Setelah kepergian siswa-siswa tadi, Davara belum melepaskan cekalan tangannya pada Renata. Sampai pemuda itu membalikkan badan gadis itu menghadapnya—beralih memegang kedua pundak gadis itu.
Davara menatap tajam manit hitam gadis didepannya. "Jangan pernah simpan sembarang nomor orang. Kita gak tau tujuan mereka, bisa aja dia bakal hack data kamu, 'kan? Atau dia mau menjebak kamu, bahkan bisa jadi dia mau nyelakain kamu! Kalo sampai itu terjadi, gimana sama ak—"
"EEHH! BUSET SEREPET, TET TET TEEETT! KALO MAU BUCIN JANGAN DISINI! KASIHANIN YANG JOMBLO ATUH!" suara heboh Arga memotong ucapan Davara, yang sekarang menatap tajam dirinya.
Darren merangkul Arga. "Tau nih! Mentang-mentang udah dapet lampu ijo, gass keun mang!" cibirnya. "Aku mah apa, atuh~ Cuman si jomblo akut~" sambung Arga bernada.
Devano terkekeh pelan mendengar ocehan Darren dan Arga, Haikal dan Bara hanya menaikkan sebelah alisnya bingung, menatap Dean yang tengah mesem-mesem sendiri. Seperti... orang yang baru saja menang lotre.
"Lo aja kali yang jomblo! Gue mah, udah punya..." seru Dean secara tiba-tiba.
Arga tersedak air liurnya sendiri. "Pfftt... Baru tau gue ada yang demen sama lo? Perasaan gak ada deh.." tawa Arga dan Darren pecah diikuti Devano yang tersenyum menahan tawa.
Renata beserta sahabatnya hanya mendengarkan. Haikal, Davara dan Bara saling lirik dengan wajah datar mereka, tak ada ekspresi sama sekali.
Dean memasang wajah masam, matanya melirik diam-diam kearah seorang gadis disana.
"Gue serius, sialan!"
Arga memanggut-manggut dengan bibir yang terkatup menahan tawa yang hendak keluar. "Pfftt... Gue tau, lo pengen banget diseriusin sama cewek. Tapi... pfftt! Jangan sampe ngehalu gini, kasian, ntar jatoh." ledek pemuda itu yang diacungi jempol oleh Darren.
Dean berdecak kesal. Niat hati ingin mempublish-kan hubungannya dengan gadis itu, mereka malah tidak percaya.
"Yaudah, kalo gak percaya! Padahal gue udah nyiapin kata-kata ini buat ngungkapin, kalo gue sama Daisy pacaran." ujar Dean dengan lirihan diakhir kalimat.
Plak.
Brug!
"DEAN!"
Daisy segera menghampiri Dean yang tersungkur kebelakang akibat geplakan refleks Arga.

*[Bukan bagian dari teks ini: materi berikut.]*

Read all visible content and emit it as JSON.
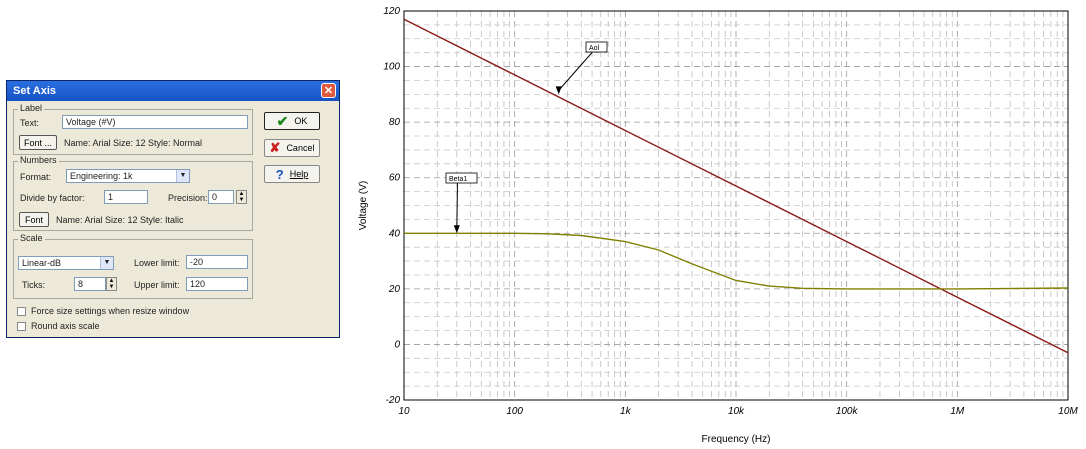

Daisy membantu Dean berdiri dengan wajah khawatirnya. "Kamu gak apa-apa? Ada yang sakit?"
"Ssshh... Sakit, goblok! Lo pikir gue samsak lo apa?" marahnya, sedetik kemudian mimik wajah pemuda itu dibuat sesedih mungkin. "Pantat aku sakit~ Hiks, liat! Jidat aku juga sakit, hiks. Jidat aku benjol, huwaaa!" adu Dean layaknya anak kecil.
Arga melotot. "Heh! Gue geplak pala lo pelan ya! Lebay lo, Yanto!" delik Arga.

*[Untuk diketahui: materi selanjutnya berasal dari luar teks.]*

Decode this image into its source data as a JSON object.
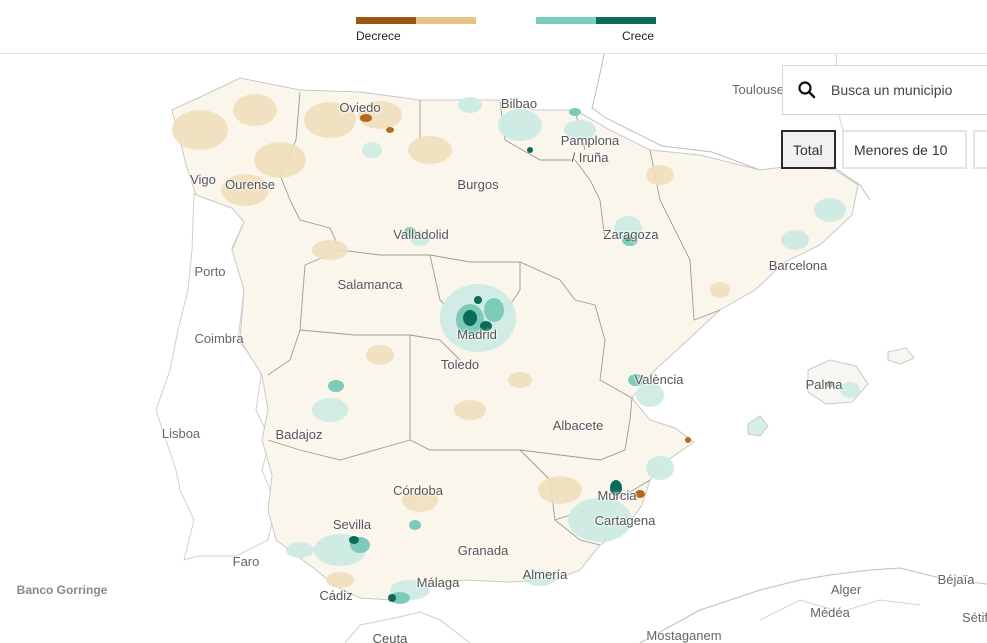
{
  "legend": {
    "decrease_label": "Decrece",
    "increase_label": "Crece",
    "decrease_colors": [
      "#9a5510",
      "#e5c485"
    ],
    "increase_colors": [
      "#79cdbd",
      "#0d6b5b"
    ]
  },
  "search": {
    "placeholder": "Busca un municipio",
    "icon": "search-icon"
  },
  "filters": [
    {
      "label": "Total",
      "active": true
    },
    {
      "label": "Menores de 10",
      "active": false
    },
    {
      "label": "",
      "active": false
    }
  ],
  "places": {
    "oviedo": "Oviedo",
    "bilbao": "Bilbao",
    "pamplona_1": "Pamplona",
    "pamplona_2": "/ Iruña",
    "vigo": "Vigo",
    "ourense": "Ourense",
    "burgos": "Burgos",
    "zaragoza": "Zaragoza",
    "valladolid": "Valladolid",
    "barcelona": "Barcelona",
    "salamanca": "Salamanca",
    "madrid": "Madrid",
    "toledo": "Toledo",
    "valencia": "València",
    "palma": "Palma",
    "albacete": "Albacete",
    "badajoz": "Badajoz",
    "cordoba": "Córdoba",
    "murcia": "Murcia",
    "cartagena": "Cartagena",
    "sevilla": "Sevilla",
    "granada": "Granada",
    "almeria": "Almería",
    "malaga": "Málaga",
    "cadiz": "Cádiz",
    "ceuta": "Ceuta"
  },
  "foreign_places": {
    "toulouse": "Toulouse",
    "porto": "Porto",
    "coimbra": "Coimbra",
    "lisboa": "Lisboa",
    "faro": "Faro",
    "banco_gorringe": "Banco Gorringe",
    "alger": "Alger",
    "bejaia": "Béjaïa",
    "medea": "Médéa",
    "setif": "Sétif",
    "mostaganem": "Mostaganem"
  },
  "colors": {
    "land": "#fbf6ec",
    "outside_land": "#ffffff",
    "border": "#9a9a9a",
    "light_decrease": "#f1dfbd",
    "mid_decrease": "#e7c98f",
    "strong_decrease": "#b36a1d",
    "light_increase": "#cdebe4",
    "mid_increase": "#7ccbb9",
    "strong_increase": "#0d6b5b"
  }
}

Renata, Cila, Elsa, dan Aileen, menatap tak percaya apa yang dilakukan oleh Daisy barusan. "Hah?" kaget Elsa.
"Eh, lo tau trend 'where's my big baby?' itu gak sih?" tanya Cila pada Elsa sambil terkekeh.
"Tau, tau! Yang kek gini kan, "Mulai sekarang berhenti manjain aku!" gitu kan?" jawab Elsa.

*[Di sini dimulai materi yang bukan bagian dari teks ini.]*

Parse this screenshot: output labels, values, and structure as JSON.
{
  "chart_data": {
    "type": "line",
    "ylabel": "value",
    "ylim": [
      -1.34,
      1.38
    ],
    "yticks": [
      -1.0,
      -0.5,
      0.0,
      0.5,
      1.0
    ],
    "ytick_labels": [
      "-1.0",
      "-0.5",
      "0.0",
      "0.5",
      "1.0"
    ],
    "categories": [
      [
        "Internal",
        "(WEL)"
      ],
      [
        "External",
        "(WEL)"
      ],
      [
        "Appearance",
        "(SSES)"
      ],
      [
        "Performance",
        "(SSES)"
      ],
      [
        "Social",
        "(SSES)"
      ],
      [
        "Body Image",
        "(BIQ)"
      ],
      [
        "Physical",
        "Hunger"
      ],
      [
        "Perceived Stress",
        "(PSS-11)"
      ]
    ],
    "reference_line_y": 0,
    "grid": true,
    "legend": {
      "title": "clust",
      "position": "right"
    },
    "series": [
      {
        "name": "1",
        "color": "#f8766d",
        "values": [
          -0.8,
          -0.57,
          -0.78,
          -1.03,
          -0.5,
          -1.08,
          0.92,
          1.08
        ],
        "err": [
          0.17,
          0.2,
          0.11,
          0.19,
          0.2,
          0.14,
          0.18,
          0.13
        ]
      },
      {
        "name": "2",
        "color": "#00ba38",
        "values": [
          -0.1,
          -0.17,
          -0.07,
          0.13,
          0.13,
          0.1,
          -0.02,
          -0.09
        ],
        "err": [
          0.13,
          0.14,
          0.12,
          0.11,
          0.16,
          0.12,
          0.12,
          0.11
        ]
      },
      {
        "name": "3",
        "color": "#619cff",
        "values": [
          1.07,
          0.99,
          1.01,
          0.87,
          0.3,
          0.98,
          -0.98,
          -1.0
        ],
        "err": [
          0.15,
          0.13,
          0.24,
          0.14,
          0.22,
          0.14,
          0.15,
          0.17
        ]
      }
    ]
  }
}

"Iya, iya! Terus lanjut nya, "where's my big baby?"
"MEEEE!! HAHAHAHA!" tawa Cila dan Elsa. "Mirip banget sama yang kejadian sekarang!" sambung Elsa.
Sedangkan yang lain hanya terkekeh pelan melihat kerandoman mereka ber-dua. "Eh, btw, kalian kapan confess nya?" tanya Darren.
Dean mencebikkan bibirnya. "Dua hari yang lalu."
Pemuda itu meraih tangan Daisy, lalu meletakkannya diatas kepalanya. "Elus, biar benjol nya hilang, hehe." pintanya yang langsung dilakukan Daisy.
Daisy meringis pelan kala matanya tak sengaja melirik wajah-wajah tak mengenakkan ke-enam sahabatnya.
Aish... Seharusnya udah gue bilang dari semalem-semalem sama mereka. Bodoh lo, Sy! Batin Daisy merutuki dirinya sendiri.
Arga dan Darren serempak melotot jijik. "ANJING LO, YANTO! MIRIP OM-OM PEDO TAU GAK!!"